Immunolocalization studies using gold-labeled antibodies against ORF710 could determine its spatial distribution during tail formation. If ORF710 is directly involved in tail assembly, it might relocalize or concentrate at the tail formation sites during the temperature-induced transformation.

In vitro reconstitution assays could test whether purified ORF710, potentially in combination with other viral proteins, can induce membrane remodeling or tubulation at elevated temperatures. Using artificial liposomes or membrane vesicles, researchers could observe whether ORF710 alone or in combination with other factors is sufficient to generate tail-like structures when heated to 75-90°C.

Mutagenesis studies targeting predicted temperature-sensing regions of ORF710 could identify domains crucial for the thermal trigger. Creating temperature-insensitive mutants (that fail to induce tail formation despite high temperatures) or temperature-hypersensitive mutants (that form tails at lower temperatures) would provide compelling evidence for ORF710's role as a thermal switch in ATV morphogenesis.

How can computational approaches predict ORF710 structure-function relationships?

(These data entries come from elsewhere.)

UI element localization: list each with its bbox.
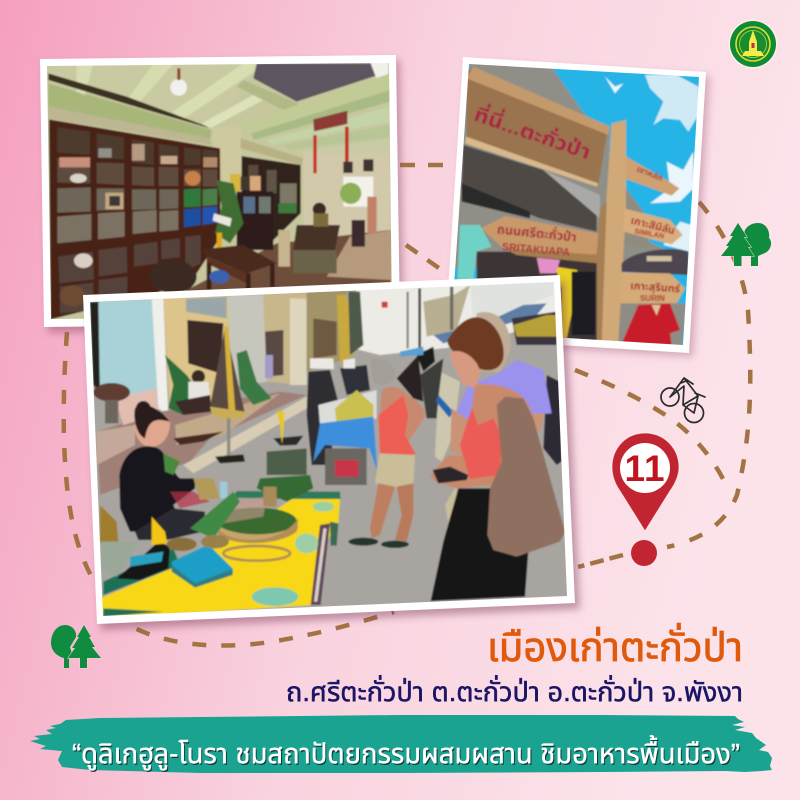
icon: location pin 11 — [612, 433, 679, 566]
dashed route — [64, 165, 750, 646]
photo: wooden signposts: เกาะสิมิลัน — [629, 215, 676, 237]
icon: trees left — [51, 625, 101, 668]
photo: wooden signposts: SURIN — [640, 294, 665, 303]
main cabinet — [49, 119, 221, 319]
icon: location pin 11: 11 — [624, 448, 666, 489]
photo: wooden signposts: เกาะสุรินทร์ — [630, 280, 681, 296]
icon: bicycle — [661, 378, 705, 422]
title: เมืองเก่าตะกั่วป่า — [487, 622, 743, 670]
photo: shophouse interior — [40, 55, 404, 333]
photo: wooden signposts: เขาหลัก — [635, 164, 665, 183]
banner: brush stroke slogan — [30, 715, 772, 773]
banner: brush stroke slogan: “ดูลิเกฮูลู-โนรา ชมสถาปัตยกรรมผสมผสาน ชิมอาหารพื้นเมือง” — [73, 736, 741, 772]
photo: wooden signposts: SRITAKUAPA — [501, 241, 571, 259]
banner: brush stroke slogan: “ดูลิเกฮูลู-โนรา ชมสถาปัตยกรรมผสมผสาน ชิมอาหารพื้นเมือง” — [72, 735, 740, 770]
icon: trees right — [721, 223, 771, 266]
photo: wooden signposts — [445, 57, 710, 357]
photo: street market — [80, 275, 580, 630]
address: ถ.ศรีตะกั่วป่า ต.ตะกั่วป่า อ.ตะกั่วป่า จ.พังงา — [286, 675, 743, 707]
photo: wooden signposts: SIMILAN — [634, 226, 665, 241]
photo: wooden signposts: ที่นี่...ตะกั่วป่า — [471, 100, 595, 164]
logo — [728, 20, 778, 68]
photo: wooden signposts: ถนนศรีตะกั่วป่า — [496, 220, 578, 245]
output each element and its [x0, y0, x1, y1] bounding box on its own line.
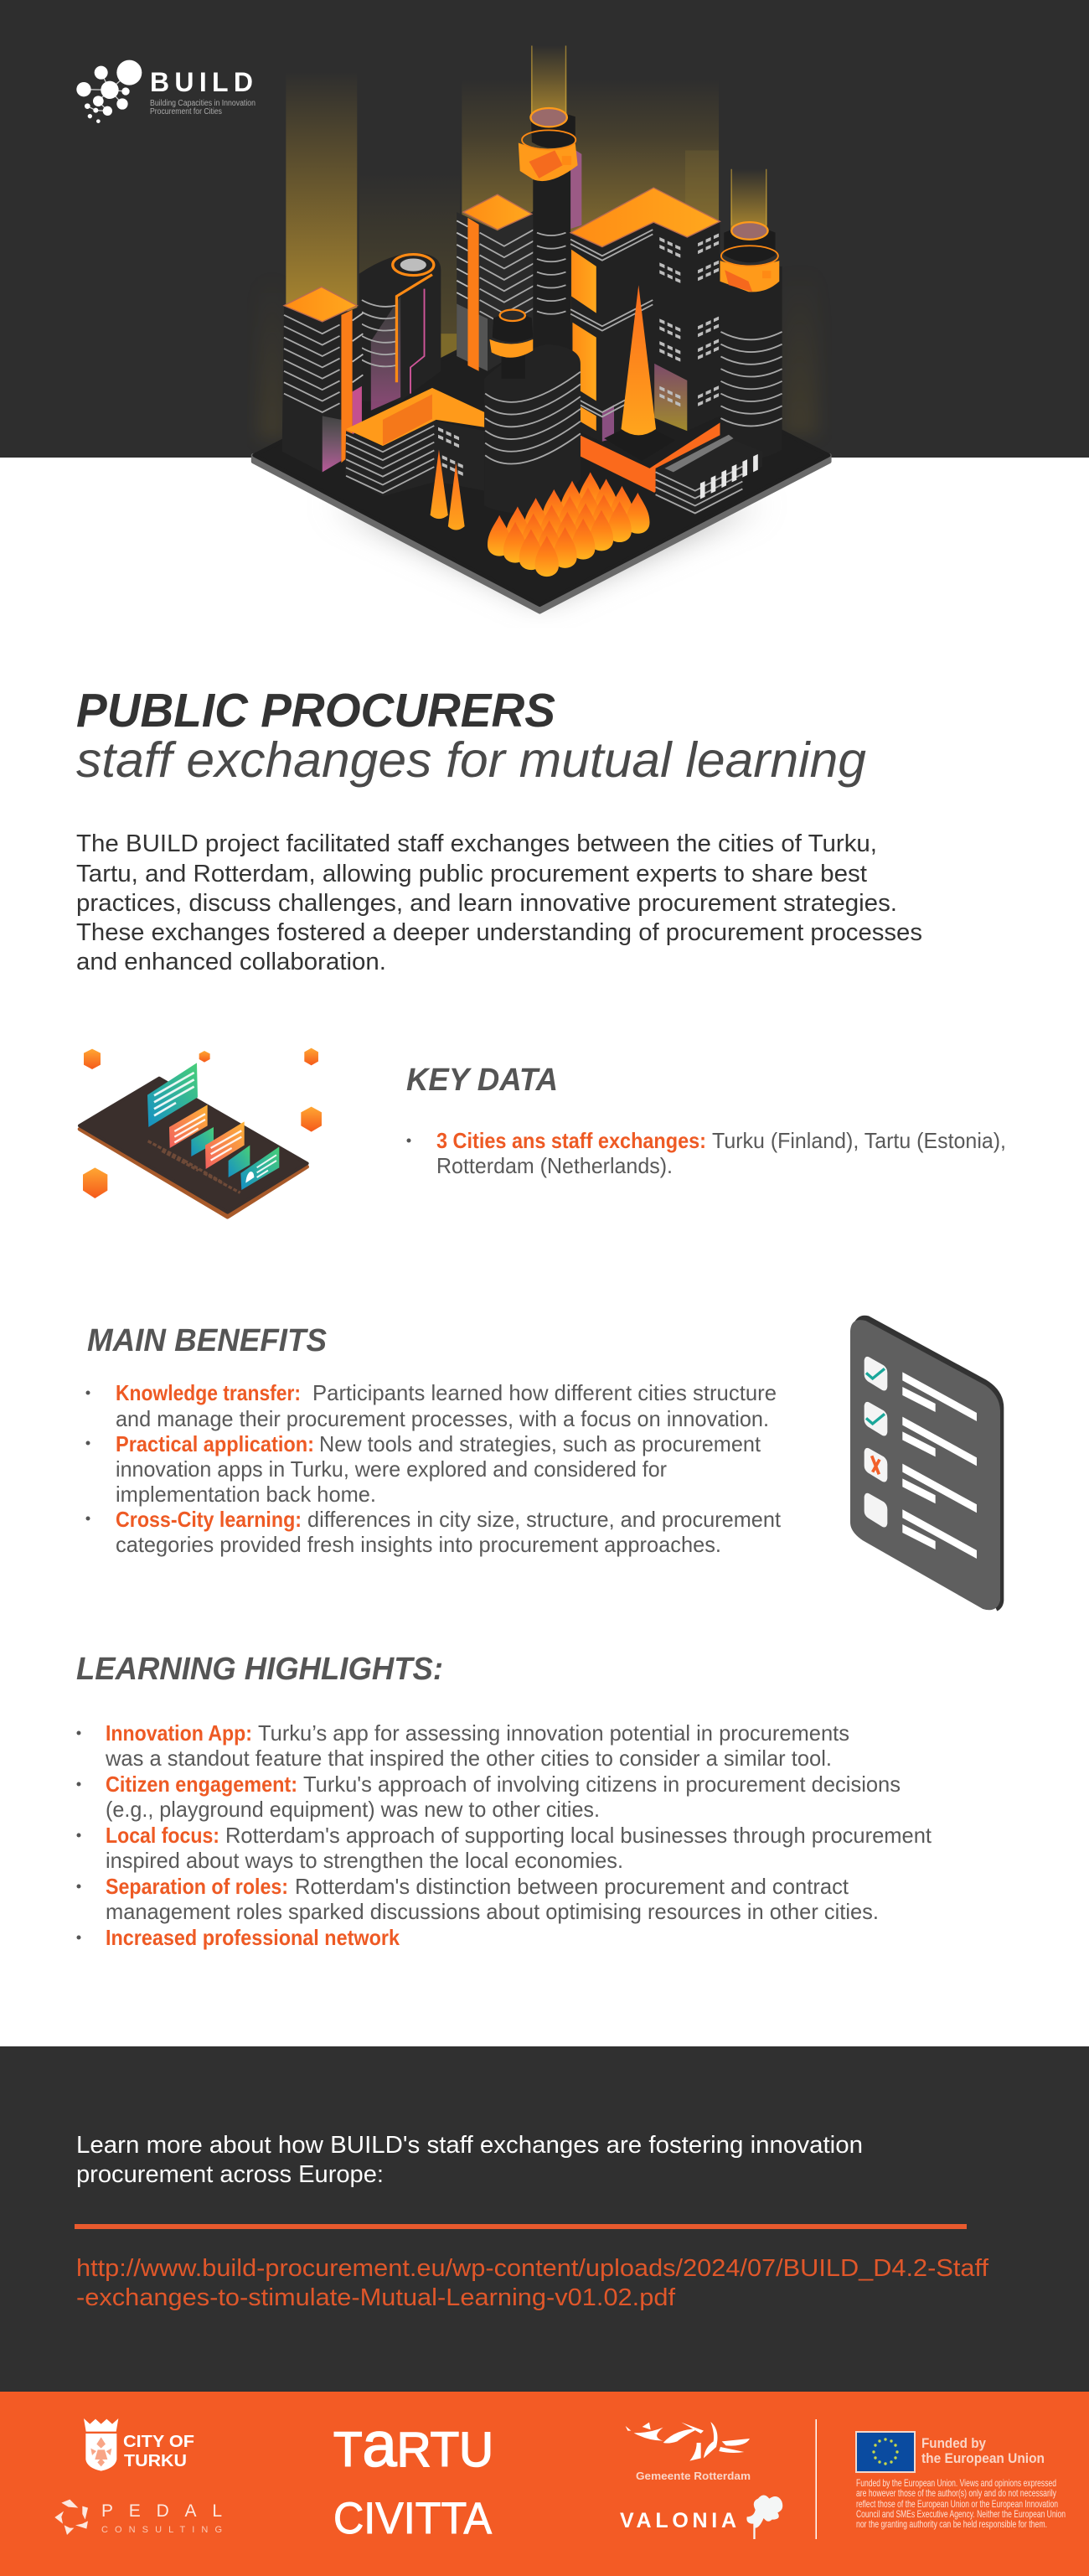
highlight: separation of roles: management roles sparked discussions about optimising resources in other cities. — [106, 1899, 879, 1924]
city platform — [253, 309, 829, 612]
wordmark: CITY OF — [123, 2433, 194, 2451]
building: central tall tower — [519, 108, 581, 349]
bullets — [85, 1391, 90, 1520]
logo: Tartu: TaRTU — [333, 2409, 493, 2480]
link text: http://www.build-procurement.eu/wp-content/uploads/2024/07/BUILD_D4.2-Staff — [76, 2255, 989, 2282]
building: left tower — [282, 287, 363, 472]
bullet — [407, 1138, 410, 1143]
benefit: practical application: New tools and strategies, such as procurement — [319, 1431, 761, 1456]
flag stars — [872, 2438, 899, 2465]
benefit: cross-city learning: categories provided fresh insights into procurement approaches. — [116, 1532, 721, 1557]
benefit: cross-city learning: differences in city size, structure, and procurement — [307, 1507, 782, 1532]
benefit: practical application: Practical application: — [116, 1431, 314, 1456]
intro paragraph — [76, 830, 922, 975]
benefit: knowledge transfer: Participants learned how different cities structure — [312, 1380, 777, 1405]
wordmark: TURKU — [124, 2452, 187, 2470]
highlight: citizen engagement: Turku's approach of involving citizens in procurement decisions — [303, 1772, 901, 1797]
illustration: isometric city — [253, 45, 829, 612]
orange rule — [75, 2224, 967, 2229]
dark background — [0, 2046, 1089, 2392]
section: main benefits — [85, 1323, 782, 1557]
logo tagline: Building Capacities in Innovation — [150, 99, 255, 108]
highlight: innovation app: was a standout feature that inspired the other cities to consider a similar tool. — [105, 1746, 832, 1771]
floating orange cubes — [83, 1048, 322, 1198]
title — [76, 684, 866, 788]
oak leaf mark — [746, 2495, 782, 2539]
divider — [816, 2419, 817, 2539]
orange plaza — [581, 422, 720, 493]
highlight: separation of roles: Separation of roles: — [106, 1874, 288, 1899]
link text — [76, 2255, 989, 2311]
logo wordmark: BUILD — [150, 67, 253, 97]
intro paragraph: Tartu, and Rotterdam, allowing public procurement experts to share best — [76, 861, 867, 887]
icon: phone with message cards — [80, 1048, 322, 1217]
highlight: local focus: Rotterdam's approach of supporting local businesses through procurement — [225, 1823, 932, 1848]
logo: BUILD — [76, 60, 255, 123]
clipboard body — [850, 1320, 1000, 1610]
phone body — [80, 1079, 307, 1217]
highlight: local focus — [106, 1823, 932, 1873]
logo: Pedal Consulting — [54, 2500, 222, 2535]
panel: partner logos — [0, 2392, 1089, 2576]
front cylinder tower — [484, 310, 581, 513]
clipboard edge — [854, 1316, 1003, 1611]
highlight: citizen engagement — [106, 1772, 901, 1822]
tagline: CONSULTING — [101, 2525, 222, 2535]
wordmark: VALONIA — [620, 2509, 736, 2532]
dark plaza base — [604, 422, 675, 461]
message card: coral — [169, 1104, 208, 1148]
wordmark: PEDAL — [101, 2501, 222, 2521]
benefit: knowledge transfer: and manage their procurement processes, with a focus on innovation. — [116, 1406, 769, 1431]
wordmark: Gemeente Rotterdam — [636, 2470, 751, 2482]
benefit: knowledge transfer — [116, 1380, 777, 1431]
section: key data — [406, 1063, 1006, 1178]
grove of flame trees — [488, 472, 650, 577]
pinwheel mark — [54, 2500, 88, 2535]
icon: checklist clipboard — [850, 1316, 1003, 1611]
logo: Civitta: CIVITTA — [333, 2494, 493, 2543]
list item: Rotterdam (Netherlands). — [436, 1153, 673, 1178]
benefit: cross-city learning: Cross-City learning: — [116, 1507, 302, 1532]
funded by label: Funded by — [921, 2435, 986, 2451]
heading: KEY DATA — [406, 1063, 558, 1098]
message card: coral second — [205, 1121, 245, 1169]
checkbox: ticked — [864, 1357, 887, 1390]
building: right round tower — [720, 222, 782, 458]
highlight: innovation app — [105, 1720, 849, 1771]
heading: MAIN BENEFITS — [87, 1323, 327, 1358]
message card: profile — [240, 1146, 279, 1190]
building: large right block — [570, 188, 720, 442]
highlight: citizen engagement: (e.g., playground equipment) was new to other cities. — [106, 1797, 600, 1822]
logo: Gemeente Rotterdam — [626, 2422, 751, 2482]
small cones — [431, 450, 465, 530]
logo: Valonia — [620, 2495, 782, 2539]
highlight: local focus: Local focus: — [106, 1823, 219, 1848]
tall cone spire — [622, 285, 656, 435]
highlight: innovation app: Innovation App: — [106, 1720, 252, 1746]
heading: LEARNING HIGHLIGHTS: — [76, 1652, 443, 1687]
logo mark: connected circles — [76, 60, 142, 123]
lion mark — [626, 2422, 750, 2461]
call to action text: Learn more about how BUILD's staff exchanges are fostering innovation — [76, 2132, 863, 2159]
logo tagline: Procurement for Cities — [150, 107, 222, 116]
building: front-left block — [345, 388, 484, 496]
funded by label: the European Union — [921, 2450, 1045, 2466]
link text: -exchanges-to-stimulate-Mutual-Learning-v01.02.pdf — [76, 2284, 676, 2311]
logo tagline — [150, 99, 255, 116]
city glow beams — [258, 45, 818, 438]
message card: small green — [229, 1146, 250, 1177]
intro paragraph: and enhanced collaboration. — [76, 949, 386, 975]
highlight: separation of roles — [106, 1874, 879, 1924]
list item: Turku (Finland), Tartu (Estonia), — [712, 1128, 1006, 1153]
intro paragraph: practices, discuss challenges, and learn innovative procurement strategies. — [76, 890, 897, 917]
benefit: practical application: implementation back home. — [116, 1482, 376, 1507]
checkbox: crossed — [864, 1448, 887, 1482]
building: back cylinder — [359, 253, 441, 411]
text rows — [902, 1372, 977, 1559]
call to action text — [76, 2132, 863, 2188]
logo: City of Turku — [84, 2418, 194, 2471]
list item — [436, 1128, 1006, 1178]
checkbox: empty — [864, 1493, 887, 1527]
benefit: practical application: innovation apps in Turku, were explored and considered for — [116, 1456, 667, 1482]
highlight: innovation app: Turku’s app for assessing innovation potential in procurements — [258, 1720, 849, 1746]
building: back mid tower — [457, 194, 535, 371]
highlight: citizen engagement: Citizen engagement: — [106, 1772, 297, 1797]
call to action text: procurement across Europe: — [76, 2161, 384, 2188]
funded by label — [921, 2435, 1045, 2466]
benefit: practical application — [116, 1431, 761, 1507]
highlight: separation of roles: Rotterdam's distinction between procurement and contract — [295, 1874, 849, 1899]
highlight: professional network: Increased professional network — [106, 1925, 400, 1950]
benefit: knowledge transfer: Knowledge transfer: — [116, 1380, 301, 1405]
EU disclaimer — [856, 2477, 1066, 2530]
orange background — [0, 2392, 1089, 2576]
message card: small teal — [191, 1127, 214, 1156]
bullets — [77, 1731, 80, 1939]
section: learning highlights — [76, 1652, 932, 1950]
low building with white bars — [656, 435, 762, 515]
intro paragraph: The BUILD project facilitated staff exchanges between the cities of Turku, — [76, 830, 877, 857]
wordmark — [123, 2433, 194, 2470]
benefit: cross-city learning — [116, 1507, 782, 1557]
platform shadow — [333, 502, 761, 599]
list item: 3 Cities ans staff exchanges: — [436, 1128, 706, 1153]
crest — [84, 2418, 118, 2471]
subtitle: staff exchanges for mutual learning — [76, 732, 866, 788]
highlight: local focus: inspired about ways to strengthen the local economies. — [106, 1848, 623, 1873]
logo: EU flag — [856, 2432, 915, 2472]
panel: learn more footer — [0, 2046, 1089, 2392]
header dark band — [0, 0, 1089, 458]
checkbox: ticked — [864, 1402, 887, 1435]
message card: large teal — [147, 1063, 198, 1127]
intro paragraph: These exchanges fostered a deeper understanding of procurement processes — [76, 919, 922, 946]
title main line: PUBLIC PROCURERS — [76, 684, 555, 737]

Computational approaches offer powerful tools to predict structure-function relationships for ORF710, especially given the challenges of experimental structural determination for membrane proteins:

Molecular dynamics (MD) simulations can provide insights into temperature-dependent behavior of ORF710. By simulating the protein at different temperatures, researchers can identify regions that undergo significant conformational changes in the critical 75-90°C range where ATV tail formation occurs . Coarse-grained simulations can extend timescales to capture large conformational transitions that might be relevant to ORF710's function.

Protein-protein docking simulations can predict potential interactions between ORF710 and other ATV proteins. Tools like HADDOCK or ClusPro can generate models of protein complexes that might form during virion assembly or tail formation. These predictions can guide experimental validation through targeted mutagenesis of predicted interface residues.